Сергей Эфрон был Мариной околдован. В 3-м томе, в качестве Приложения, приводится небольшой отрывок из его автобиографической повести «Волшебница», героиней которого является юная Марина, выведенная под именем Мара. За Марой, приехавшей погостить в дом подруги, с любопытством наблюдают два мальчика-подростка, в конце концов, признавшие в ней волшебницу. В поведении Мары по отношению к окружающим «взрослым» много сходства с «новыми людьми», какими их вывел Чернышевский, — то же чувство собственного достоинства и сознания своей правоты, пусть она и противоречит общепринятым установкам.
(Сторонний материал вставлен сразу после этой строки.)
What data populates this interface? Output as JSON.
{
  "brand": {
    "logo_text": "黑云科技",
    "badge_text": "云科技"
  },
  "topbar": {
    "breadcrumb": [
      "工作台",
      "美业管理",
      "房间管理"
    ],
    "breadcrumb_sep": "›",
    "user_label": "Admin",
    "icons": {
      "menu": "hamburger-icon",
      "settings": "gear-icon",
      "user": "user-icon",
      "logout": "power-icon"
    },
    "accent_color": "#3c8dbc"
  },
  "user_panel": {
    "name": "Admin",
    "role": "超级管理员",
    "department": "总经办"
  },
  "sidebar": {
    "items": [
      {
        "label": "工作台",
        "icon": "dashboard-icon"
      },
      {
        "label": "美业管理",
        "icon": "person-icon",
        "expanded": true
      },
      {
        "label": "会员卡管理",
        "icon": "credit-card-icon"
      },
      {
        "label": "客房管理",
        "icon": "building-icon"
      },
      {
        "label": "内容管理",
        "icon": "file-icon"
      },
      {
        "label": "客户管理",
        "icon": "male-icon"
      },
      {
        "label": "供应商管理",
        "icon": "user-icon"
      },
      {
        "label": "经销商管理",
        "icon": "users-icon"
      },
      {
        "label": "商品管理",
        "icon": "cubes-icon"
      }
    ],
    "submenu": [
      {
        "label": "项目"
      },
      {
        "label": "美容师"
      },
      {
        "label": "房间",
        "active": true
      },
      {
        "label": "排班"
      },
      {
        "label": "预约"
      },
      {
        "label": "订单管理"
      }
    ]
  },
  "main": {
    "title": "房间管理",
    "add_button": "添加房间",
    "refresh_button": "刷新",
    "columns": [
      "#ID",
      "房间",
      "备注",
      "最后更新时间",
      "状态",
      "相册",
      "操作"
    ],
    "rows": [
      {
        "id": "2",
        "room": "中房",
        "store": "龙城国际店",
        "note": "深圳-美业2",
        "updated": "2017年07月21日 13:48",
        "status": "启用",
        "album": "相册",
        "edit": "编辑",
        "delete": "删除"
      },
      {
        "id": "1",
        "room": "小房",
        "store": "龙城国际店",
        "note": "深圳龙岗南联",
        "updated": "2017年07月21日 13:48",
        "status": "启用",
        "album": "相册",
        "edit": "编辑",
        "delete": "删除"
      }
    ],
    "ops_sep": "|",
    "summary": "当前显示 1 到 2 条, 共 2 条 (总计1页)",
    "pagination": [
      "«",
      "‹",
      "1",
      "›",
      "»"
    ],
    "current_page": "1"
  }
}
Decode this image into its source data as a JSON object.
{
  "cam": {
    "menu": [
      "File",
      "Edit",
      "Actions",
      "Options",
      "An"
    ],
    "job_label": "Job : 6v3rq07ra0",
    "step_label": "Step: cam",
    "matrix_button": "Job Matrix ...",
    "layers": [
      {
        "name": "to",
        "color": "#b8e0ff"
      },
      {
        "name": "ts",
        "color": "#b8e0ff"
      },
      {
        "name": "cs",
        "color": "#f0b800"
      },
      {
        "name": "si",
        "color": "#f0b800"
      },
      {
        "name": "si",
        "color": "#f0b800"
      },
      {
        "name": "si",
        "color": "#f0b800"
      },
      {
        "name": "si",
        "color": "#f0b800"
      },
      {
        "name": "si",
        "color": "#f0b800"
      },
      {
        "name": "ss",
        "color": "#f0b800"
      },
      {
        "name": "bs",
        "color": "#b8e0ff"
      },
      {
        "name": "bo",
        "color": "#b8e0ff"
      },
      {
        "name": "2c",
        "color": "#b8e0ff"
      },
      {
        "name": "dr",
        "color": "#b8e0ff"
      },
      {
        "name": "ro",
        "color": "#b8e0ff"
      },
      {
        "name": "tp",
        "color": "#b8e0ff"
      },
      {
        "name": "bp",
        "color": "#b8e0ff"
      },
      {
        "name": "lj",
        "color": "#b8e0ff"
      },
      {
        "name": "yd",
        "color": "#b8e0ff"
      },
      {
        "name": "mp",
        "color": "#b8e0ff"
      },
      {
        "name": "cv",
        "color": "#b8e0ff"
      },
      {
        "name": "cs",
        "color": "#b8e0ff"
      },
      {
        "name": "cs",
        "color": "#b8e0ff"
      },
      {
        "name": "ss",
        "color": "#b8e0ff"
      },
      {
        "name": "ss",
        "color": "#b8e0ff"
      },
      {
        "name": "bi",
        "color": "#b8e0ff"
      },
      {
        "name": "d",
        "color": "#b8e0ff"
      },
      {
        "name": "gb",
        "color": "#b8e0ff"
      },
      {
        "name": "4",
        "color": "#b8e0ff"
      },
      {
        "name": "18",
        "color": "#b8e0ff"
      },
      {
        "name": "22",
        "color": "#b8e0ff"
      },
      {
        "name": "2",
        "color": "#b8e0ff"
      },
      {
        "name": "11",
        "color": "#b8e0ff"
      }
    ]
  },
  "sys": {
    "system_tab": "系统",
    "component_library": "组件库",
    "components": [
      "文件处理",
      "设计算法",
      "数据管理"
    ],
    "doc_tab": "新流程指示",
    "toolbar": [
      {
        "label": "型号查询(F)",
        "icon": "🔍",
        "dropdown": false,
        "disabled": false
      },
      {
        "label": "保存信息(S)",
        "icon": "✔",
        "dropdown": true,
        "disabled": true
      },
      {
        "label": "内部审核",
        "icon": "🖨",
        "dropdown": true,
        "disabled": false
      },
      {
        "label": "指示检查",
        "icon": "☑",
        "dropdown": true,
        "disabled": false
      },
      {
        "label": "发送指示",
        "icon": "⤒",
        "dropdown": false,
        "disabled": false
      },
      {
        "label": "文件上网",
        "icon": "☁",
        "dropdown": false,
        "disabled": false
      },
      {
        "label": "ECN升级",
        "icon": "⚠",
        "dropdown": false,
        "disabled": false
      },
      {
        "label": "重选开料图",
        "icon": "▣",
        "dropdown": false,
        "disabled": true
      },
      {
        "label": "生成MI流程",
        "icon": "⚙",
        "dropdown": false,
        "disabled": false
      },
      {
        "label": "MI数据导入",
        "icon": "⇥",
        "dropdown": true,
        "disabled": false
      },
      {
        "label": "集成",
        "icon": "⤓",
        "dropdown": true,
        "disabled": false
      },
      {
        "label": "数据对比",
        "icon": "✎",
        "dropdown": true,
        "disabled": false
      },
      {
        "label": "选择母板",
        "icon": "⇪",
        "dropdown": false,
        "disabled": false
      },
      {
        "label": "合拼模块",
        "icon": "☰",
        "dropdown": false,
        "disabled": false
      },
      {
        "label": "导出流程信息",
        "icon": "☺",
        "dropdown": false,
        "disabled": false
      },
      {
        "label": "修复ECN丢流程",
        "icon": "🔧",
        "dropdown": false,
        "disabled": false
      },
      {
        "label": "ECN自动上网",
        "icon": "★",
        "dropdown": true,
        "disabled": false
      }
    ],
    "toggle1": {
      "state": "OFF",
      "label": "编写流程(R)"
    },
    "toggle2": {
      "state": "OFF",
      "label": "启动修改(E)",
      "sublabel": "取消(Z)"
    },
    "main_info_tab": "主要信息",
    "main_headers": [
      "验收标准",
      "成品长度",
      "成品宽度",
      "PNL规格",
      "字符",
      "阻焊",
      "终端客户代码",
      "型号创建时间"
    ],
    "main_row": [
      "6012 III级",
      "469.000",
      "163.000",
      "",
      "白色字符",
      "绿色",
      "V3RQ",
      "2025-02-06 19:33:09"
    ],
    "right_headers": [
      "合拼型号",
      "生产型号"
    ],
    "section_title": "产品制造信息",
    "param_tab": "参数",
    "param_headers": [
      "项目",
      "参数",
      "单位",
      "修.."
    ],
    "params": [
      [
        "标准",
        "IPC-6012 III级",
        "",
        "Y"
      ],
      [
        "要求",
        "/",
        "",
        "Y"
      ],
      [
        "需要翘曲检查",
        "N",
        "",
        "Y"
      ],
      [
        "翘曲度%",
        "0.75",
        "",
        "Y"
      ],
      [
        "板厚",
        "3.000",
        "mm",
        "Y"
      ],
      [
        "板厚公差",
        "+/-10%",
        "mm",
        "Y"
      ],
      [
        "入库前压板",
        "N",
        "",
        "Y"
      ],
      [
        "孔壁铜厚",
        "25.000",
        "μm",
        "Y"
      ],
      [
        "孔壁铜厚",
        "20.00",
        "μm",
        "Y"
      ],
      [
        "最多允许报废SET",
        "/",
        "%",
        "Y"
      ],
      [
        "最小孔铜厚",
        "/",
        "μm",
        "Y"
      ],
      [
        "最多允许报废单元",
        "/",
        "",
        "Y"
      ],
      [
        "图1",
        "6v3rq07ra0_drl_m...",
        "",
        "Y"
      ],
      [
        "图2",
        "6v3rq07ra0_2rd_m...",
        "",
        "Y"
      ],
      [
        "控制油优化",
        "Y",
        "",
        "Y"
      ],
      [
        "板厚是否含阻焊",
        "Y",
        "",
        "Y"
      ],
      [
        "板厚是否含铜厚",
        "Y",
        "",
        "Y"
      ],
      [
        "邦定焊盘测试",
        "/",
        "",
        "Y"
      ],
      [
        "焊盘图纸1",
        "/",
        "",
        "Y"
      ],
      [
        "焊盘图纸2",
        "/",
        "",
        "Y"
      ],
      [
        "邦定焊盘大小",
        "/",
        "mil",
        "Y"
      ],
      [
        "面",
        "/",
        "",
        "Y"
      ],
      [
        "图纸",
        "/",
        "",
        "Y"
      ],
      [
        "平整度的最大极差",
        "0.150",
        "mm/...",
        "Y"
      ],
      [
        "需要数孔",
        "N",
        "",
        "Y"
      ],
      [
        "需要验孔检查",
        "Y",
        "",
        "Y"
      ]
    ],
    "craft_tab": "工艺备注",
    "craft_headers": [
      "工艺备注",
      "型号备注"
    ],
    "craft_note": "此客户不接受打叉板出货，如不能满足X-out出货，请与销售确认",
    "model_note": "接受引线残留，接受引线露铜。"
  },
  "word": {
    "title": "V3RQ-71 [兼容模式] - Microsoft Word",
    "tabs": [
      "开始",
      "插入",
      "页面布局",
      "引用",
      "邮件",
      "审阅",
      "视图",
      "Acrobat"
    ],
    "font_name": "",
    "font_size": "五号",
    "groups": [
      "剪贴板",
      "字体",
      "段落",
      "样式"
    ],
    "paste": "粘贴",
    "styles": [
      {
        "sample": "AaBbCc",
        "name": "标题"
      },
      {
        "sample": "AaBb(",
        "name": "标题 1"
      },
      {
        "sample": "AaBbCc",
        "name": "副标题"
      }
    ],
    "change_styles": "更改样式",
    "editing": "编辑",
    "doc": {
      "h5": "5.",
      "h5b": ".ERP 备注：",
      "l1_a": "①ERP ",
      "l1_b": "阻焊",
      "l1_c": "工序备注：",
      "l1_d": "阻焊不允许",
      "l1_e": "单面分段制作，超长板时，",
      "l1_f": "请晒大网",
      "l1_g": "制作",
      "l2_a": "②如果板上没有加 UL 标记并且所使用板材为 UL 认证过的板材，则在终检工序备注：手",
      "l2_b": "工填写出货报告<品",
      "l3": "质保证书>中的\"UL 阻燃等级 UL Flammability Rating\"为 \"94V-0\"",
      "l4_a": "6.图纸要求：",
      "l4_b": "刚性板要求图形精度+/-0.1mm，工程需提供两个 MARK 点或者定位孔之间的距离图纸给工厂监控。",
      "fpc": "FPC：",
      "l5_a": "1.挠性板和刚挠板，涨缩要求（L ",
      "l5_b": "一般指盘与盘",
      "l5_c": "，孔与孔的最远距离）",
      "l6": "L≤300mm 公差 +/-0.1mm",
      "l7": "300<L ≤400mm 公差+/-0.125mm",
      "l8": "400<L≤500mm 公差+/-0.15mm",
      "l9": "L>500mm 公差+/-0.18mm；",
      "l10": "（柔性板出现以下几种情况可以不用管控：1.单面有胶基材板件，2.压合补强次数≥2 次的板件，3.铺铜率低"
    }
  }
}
Семнадцатилетняя Мара, курящая, отказывающаяся от еды, но пьющая крепчайший кофе, так как ей «необходим подъем», смело и на равных ведет диалог с отцом мальчиков:
— Люди, слишком занятые своим здоровьем, мне противны. Слишком здоровое тело всегда в ущерб духу…
Папа отодвинул чашку.
— Так здоровая душа, по-вашему…
— Груба, глуха и слепа, Возьмите одного и того же человека здоровым и больным. Какие миры открыты ему, больному…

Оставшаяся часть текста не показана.